Mit it der Sektflasche in der, Hand eine Schlägerei entscheiden, mit dem Weinglas herunterspülen, was die wenigen erlesenen Restaurants, die eigens für seinesgleichen noch zu existieren scheinen, über Buchenscheiten zelebriert haben, mit dem Whiskyglas in der Hand die Probleme dieser Welt herausfordern - so wünscht Hemingway seine Helden und so war sein deutscher Verleger, ein großgebauter Mann von fast vorzeitlicher Vitalität, deren Übermaß er mit den beinahe kannibalischen Gewohnheiten seiner Vorfahren erklärte, friesischen Brinksitzern, die fremder Leute Schafe hüteten und mit den Zähnen kastrierten.

Hinterm Anekdotengestrüpp« das in Jahrzehnten um ihn herumgewuchert ist, hatte er sich behaglich eingerichtet, aber nicht allzu bequem - er mag an dem schauerlichen Spaß, nach dem Schnaps auch noch das Glas zu verzehren, noch festgehalten haben, als ihm der Stiel gar nicht mehr so gut schmeckte, »to make propaganda«, wie er Thomas Wolfe und Thomas Wolfe den Lesern verraten hat.

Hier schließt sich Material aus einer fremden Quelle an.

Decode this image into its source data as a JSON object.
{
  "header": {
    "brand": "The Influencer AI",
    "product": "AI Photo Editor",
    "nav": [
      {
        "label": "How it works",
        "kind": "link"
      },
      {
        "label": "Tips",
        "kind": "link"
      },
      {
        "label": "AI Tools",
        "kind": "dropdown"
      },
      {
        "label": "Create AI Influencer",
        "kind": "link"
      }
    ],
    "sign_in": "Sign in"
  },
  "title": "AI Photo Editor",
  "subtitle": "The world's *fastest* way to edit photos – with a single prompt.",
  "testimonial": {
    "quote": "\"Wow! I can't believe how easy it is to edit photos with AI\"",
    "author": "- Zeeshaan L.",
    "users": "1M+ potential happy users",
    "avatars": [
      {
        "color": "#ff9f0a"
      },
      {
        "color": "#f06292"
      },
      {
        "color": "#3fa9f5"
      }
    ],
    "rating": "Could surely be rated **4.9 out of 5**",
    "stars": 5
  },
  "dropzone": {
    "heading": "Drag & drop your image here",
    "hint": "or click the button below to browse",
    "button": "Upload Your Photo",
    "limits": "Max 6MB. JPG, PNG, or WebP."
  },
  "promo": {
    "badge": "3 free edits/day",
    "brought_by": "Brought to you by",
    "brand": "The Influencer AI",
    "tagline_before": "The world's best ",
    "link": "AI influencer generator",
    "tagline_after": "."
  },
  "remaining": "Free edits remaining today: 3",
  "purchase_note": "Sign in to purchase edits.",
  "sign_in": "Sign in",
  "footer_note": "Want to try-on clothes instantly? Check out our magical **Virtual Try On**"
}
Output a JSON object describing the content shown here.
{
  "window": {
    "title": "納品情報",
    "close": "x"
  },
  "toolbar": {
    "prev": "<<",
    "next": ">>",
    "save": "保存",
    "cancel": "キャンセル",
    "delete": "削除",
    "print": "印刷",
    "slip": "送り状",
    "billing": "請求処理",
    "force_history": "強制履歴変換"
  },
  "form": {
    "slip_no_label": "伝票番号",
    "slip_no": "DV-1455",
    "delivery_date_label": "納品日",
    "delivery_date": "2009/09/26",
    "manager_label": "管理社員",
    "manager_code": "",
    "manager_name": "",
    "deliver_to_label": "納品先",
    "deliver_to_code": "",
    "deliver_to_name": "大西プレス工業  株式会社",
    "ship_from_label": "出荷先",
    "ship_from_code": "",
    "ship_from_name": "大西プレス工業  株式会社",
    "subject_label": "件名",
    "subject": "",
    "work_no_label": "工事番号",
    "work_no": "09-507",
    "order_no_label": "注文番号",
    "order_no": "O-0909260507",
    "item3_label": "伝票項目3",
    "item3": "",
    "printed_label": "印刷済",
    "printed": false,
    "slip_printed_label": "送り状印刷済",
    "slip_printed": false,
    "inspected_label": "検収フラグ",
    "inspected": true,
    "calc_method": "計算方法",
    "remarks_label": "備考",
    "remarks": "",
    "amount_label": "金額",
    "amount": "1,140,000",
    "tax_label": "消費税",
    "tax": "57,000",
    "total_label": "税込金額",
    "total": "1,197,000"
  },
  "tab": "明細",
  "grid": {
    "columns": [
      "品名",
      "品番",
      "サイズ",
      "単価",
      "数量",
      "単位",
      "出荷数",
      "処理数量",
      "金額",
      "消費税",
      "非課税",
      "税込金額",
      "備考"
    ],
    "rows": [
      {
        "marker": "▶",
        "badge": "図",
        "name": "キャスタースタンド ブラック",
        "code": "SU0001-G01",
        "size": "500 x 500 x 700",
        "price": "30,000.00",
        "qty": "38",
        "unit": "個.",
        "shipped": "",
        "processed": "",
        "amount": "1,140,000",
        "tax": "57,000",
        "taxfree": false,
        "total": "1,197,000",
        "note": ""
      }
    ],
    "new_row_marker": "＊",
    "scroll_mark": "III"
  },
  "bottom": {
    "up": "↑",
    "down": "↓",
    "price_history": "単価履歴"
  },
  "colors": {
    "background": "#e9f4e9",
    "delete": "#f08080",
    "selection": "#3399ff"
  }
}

Es ist nicht unwahrscheinlich, daß alle Anekdoten und Legenden dieses gargantuesken Daseins herzlicher Männerfröhlichkeit wahr sind, auch die schlimmeren, solange schon die Eckdaten dieser Existenz wie eine Legende klingen: Ein Druckerei-Angestellter, der zwei Gedichtbände verlegt - aus dem zweiten, aus Scheerbarts »Katerpoesien«, zitierte er gern »Charakter ist nur Eigensinn, es lebe die Zigeunerin« -, der bereits diesen ersten, nur auf den Buchumschlägen existenten Verlag Ernst Rowohlt in »London, Paris, New York« ansiedelt, insgesamt dreimal unter seinem Namen einen Verlag gründet und sich alle drei Male in diesem hierorts doch gewiß nicht abenteurerhaften Gewerbe einen Spitzenplatz sichert - auch dank der Autoren, die er kolonnenweise entdeckte und die untereinander in so gut wie nichts übereinstimmen, außer darin, daß sie keine Abstinenzler sind.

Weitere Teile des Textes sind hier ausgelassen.